- Theatrical release poster
- Directed by: Armyan Bernstein
- Written by: Armyan Bernstein Gail Parent
- Produced by: Lawrence Kasdan
- Starring: Martin Short; Annette O'Toole;
- Cinematography: Thomas Del Ruth
- Edited by: Mia Goldman
- Music by: Bruce Broughton
- Production company: Northern
- Distributed by: Universal Pictures
- Release date: November 13, 1987 (USA);
- Running time: 90 minutes
- Country: United States
- Language: English
- Budget: $7 million
- Box office: $1,025,762

= Cross My Heart (1987 film) =

1987 film by Armyan Bernstein

Cross My Heart is an American romantic comedy that was released in the United States on November 13, 1987. It stars Martin Short and Annette O'Toole, and was directed by Armyan Bernstein. It received mixed reviews from critics, and was a box-office bomb. Bernstein has not directed another film.

== Plot ==

Bruce Gaynor advises David Morgan while Nancy advises Kathy on what to do on their third and most intimate date.

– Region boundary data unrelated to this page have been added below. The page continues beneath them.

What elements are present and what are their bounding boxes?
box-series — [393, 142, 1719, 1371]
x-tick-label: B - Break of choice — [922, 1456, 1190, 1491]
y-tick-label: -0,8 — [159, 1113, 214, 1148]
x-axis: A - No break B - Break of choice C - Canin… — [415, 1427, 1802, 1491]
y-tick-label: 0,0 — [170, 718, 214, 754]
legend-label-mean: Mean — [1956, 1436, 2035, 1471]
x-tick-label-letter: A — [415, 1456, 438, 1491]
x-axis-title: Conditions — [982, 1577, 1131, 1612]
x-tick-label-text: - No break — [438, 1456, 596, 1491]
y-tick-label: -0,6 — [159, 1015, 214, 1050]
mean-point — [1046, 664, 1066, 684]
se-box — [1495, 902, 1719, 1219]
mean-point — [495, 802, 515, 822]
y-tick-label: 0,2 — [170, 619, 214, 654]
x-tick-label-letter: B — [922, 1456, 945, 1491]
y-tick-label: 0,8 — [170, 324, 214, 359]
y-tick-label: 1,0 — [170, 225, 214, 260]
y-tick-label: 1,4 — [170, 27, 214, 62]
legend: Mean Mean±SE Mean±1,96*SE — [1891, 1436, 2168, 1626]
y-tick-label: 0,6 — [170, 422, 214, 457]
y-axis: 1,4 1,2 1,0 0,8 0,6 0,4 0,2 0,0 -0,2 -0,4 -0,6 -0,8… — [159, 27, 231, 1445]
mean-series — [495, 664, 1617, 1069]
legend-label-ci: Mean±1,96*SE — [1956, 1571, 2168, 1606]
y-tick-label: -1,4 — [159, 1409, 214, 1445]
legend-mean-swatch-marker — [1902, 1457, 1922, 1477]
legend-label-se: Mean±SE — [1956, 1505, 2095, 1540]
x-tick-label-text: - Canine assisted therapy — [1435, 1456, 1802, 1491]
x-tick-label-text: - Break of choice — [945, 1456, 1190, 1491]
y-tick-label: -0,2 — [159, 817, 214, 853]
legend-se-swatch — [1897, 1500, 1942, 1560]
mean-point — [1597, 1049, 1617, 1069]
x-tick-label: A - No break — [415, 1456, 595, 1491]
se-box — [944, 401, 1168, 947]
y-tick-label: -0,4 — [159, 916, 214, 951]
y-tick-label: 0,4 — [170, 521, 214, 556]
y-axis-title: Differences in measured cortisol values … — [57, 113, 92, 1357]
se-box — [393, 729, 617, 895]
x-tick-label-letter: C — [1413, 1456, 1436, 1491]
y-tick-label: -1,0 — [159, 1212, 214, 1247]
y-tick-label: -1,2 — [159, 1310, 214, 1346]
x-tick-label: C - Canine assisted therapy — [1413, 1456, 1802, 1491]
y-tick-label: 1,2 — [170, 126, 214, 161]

Although they have dated twice, they have not revealed their biggest secrets. This third date challenges their relationship as the truths surface. Both parties find that honesty is the best policy.

==Cast==
- Martin Short as David Morgan
- Annette O'Toole as Kathy
- Paul Reiser as Bruce Gaynor
- Joanna Kerns as Nancy
- Jessica Puscas as Jessica
- Lee Arenberg as Parking Attendant
- Corinne Bohrer as Susan
- Jason Stuart as Waiter
- Shelley Taylor Morgan as Woman in Restaurant
- Eric Poppick as Maitre D
- Steven J. Zmed as Fumbling Spa Attendant

==Reception==
Cross My Heart holds a rating of 42% on Rotten Tomatoes, based on 12 reviews. Audiences polled by CinemaScore gave the film an average grade of "C" on a scale of A+ to F.

==Home Video==
The film was released on VHS in 1988 by MCA Home Video and contains a trailer for the film Positive I.D.. Universal released the film on DVD on August 3, 2010.

In June 2022, Mill Creek Entertainment released Cross My Heart on Blu-ray as a single-disc double-feature, with the 1991 Martin Short comedy Pure Luck.